Auch Mahlers zweite Sinfonie zum Abschluss des Festivals ist eine Auseinandersetzung mit Beethoven, genauer gesagt mit seiner 9. Sinfonie. Wie Beethoven integrierte Gustav Mahler Vokalstimmen in sein Werk und übertraf noch einmal bei weitem den Umfang der Neunten. "Mir war das Werk wichtig, um die Kontinuität zu zeigen, die Art, wie man sich später mit Beethoven auseinandersetzen musste", erläuterte Nike Wagner bereits 2020in einem Interview mit der DW. "Und wenn Beethoven als der erste Romantiker in der Musik gilt, dann war Mahler ganz sicherlich der letzte."

Der auferstandene Prometheus

Am Herzen lag Nike Wagner auch das Prometheus-Projekt, musikalisch umgesetzt mit dem Beethoven Orchester Bonn unter Dirk Kaftan. Das Orchester spielte unter anderem Alexander Skrjabins Werk "Prométhée" und mit dem Orgelvirtuosen Cameron Carpenter dessen Komposition "The Scandal". Prometheus ist der Held aus der griechischen Sage, der den Menschen das Feuer – und damit im übertragenen Sinne die Zivilisation - gebracht hat. Dafür wurde er von Gottvater Zeus bestraft.

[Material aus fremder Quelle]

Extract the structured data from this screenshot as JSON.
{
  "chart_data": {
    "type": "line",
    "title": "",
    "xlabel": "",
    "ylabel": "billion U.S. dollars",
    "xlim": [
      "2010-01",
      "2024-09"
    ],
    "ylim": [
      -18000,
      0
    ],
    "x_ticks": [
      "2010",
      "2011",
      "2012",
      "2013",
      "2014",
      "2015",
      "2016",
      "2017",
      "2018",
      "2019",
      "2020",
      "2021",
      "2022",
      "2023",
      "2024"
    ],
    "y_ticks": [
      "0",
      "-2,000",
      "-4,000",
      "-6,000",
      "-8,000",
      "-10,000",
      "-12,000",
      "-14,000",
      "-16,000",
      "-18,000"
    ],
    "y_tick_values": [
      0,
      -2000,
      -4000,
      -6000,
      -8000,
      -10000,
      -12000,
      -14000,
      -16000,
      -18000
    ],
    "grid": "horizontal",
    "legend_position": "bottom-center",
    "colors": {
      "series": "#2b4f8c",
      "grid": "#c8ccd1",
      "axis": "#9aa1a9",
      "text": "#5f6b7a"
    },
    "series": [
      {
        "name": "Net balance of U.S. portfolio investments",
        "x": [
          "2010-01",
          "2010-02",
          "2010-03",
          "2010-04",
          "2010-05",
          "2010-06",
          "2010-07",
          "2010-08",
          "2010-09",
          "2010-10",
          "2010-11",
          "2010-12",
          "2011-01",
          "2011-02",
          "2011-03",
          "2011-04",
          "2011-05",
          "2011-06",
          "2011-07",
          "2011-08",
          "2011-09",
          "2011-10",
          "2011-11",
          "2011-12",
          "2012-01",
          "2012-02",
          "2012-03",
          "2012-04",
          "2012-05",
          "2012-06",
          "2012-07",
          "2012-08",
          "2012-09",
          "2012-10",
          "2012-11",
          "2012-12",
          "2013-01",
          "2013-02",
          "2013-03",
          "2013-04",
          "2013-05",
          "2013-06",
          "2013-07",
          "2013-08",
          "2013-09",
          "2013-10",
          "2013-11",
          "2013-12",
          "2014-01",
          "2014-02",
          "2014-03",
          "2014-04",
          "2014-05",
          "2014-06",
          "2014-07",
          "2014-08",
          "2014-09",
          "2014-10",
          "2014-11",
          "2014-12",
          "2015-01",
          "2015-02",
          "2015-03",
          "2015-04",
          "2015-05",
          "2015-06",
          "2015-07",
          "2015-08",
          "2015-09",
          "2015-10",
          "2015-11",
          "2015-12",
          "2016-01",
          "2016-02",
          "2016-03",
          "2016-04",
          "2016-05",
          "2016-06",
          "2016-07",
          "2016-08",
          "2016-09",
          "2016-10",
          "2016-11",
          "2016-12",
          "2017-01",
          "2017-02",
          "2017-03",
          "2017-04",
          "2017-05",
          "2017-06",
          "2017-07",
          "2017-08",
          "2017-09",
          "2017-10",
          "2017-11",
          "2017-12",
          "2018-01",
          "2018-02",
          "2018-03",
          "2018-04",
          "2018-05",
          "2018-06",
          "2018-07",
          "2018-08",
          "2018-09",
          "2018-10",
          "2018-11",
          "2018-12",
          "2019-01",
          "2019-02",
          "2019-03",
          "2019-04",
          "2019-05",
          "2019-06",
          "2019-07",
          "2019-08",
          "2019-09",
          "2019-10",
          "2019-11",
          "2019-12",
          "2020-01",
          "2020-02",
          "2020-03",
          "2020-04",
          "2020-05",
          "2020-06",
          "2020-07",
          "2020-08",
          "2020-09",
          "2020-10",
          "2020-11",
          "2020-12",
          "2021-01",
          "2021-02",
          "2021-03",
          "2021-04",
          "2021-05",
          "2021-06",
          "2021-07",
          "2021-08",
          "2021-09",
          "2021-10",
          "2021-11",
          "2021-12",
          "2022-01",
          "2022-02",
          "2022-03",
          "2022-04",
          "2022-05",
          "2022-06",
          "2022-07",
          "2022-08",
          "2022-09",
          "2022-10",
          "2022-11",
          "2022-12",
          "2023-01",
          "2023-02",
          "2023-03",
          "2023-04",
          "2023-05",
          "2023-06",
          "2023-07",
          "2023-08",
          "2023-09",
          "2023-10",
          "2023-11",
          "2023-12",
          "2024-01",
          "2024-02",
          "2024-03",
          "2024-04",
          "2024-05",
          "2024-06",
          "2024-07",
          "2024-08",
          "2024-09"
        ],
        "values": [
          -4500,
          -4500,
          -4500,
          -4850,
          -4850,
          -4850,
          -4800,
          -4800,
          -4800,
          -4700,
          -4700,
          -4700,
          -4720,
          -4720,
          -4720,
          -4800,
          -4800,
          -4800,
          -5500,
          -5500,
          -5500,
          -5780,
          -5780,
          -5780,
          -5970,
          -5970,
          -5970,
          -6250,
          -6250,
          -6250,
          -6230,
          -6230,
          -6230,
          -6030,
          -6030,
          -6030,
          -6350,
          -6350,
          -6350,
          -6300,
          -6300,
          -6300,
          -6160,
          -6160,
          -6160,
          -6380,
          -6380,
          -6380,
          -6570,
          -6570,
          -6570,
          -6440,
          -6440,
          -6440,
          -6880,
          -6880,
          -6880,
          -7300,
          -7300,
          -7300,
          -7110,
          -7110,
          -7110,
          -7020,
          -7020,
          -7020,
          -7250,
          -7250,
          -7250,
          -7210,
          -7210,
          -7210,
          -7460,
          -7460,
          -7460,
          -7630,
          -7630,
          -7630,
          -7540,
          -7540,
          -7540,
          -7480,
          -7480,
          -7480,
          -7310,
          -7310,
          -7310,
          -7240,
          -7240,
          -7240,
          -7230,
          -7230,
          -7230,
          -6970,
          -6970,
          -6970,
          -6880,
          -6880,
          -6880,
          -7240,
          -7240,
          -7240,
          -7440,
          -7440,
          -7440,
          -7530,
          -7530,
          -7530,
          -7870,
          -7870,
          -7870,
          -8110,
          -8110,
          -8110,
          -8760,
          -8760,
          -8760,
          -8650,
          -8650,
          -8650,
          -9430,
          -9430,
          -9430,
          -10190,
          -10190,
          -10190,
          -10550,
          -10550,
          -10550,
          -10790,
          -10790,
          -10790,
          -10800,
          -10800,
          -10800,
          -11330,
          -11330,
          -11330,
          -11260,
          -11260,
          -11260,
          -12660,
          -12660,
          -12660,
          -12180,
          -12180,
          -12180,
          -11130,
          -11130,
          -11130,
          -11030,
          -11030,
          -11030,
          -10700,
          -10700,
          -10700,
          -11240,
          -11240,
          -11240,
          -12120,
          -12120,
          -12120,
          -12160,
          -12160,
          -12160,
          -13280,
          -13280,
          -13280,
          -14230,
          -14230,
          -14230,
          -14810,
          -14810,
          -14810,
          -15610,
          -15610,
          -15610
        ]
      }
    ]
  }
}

Das zentrale Stück dazu im Theater inszenierte der italienische Regisseur Romeo Castellucci unter dem Titel "Pavane für Prometheus". Sein Prometheus war Silvio Jagarinec, der durch einen Motorradunfall beide Beine verloren hatte. Monoton und akribisch erzählte Jagarinec im Theaterstück die Details seines Unfalls von den Schmerzen und dem Gefühl, dem Tod so nahe zu sein. Am Schluss hat er überlebt und ins Leben zurückgefunden. Auch das eine Art der Auferstehung.

Silvio Jagarinec kämpft sich mit Beinprothesen zurück ins LebenBild: Monika Rittershaus

Mit dem Beethovenfest sollte auch das Beethoven Jahr ausklingen, doch durch die Corona-Lockerungen können jetzt doch noch einige der geförderten Projekte und Konzerte durch die Beethoven Jubiläums Gesellschaft realisiert werden. Dazu gehört auch ein Konzert des Beethovenfestes, das auf Ende Oktober verschoben werden musste: die Aufführung von Beethovens "Missa Solemnis" mit dem Concerto Köln unter Kent Nagano im Kölner Dom. Mit diesem Konzert wird das Beethovenjahr offiziell besiegelt. Zu Beethovens 251. Geburtstag - das Geburtsdatum wird auf den 16. Dezember geschätzt -  wird die Jubiläums GmbH dann noch einmal Bilanz ziehen und eine Festschrift herausgeben. 2022 übernimmt Nike Wagners Nachfolger Steven Walter die Leitung des Beethovenfestes.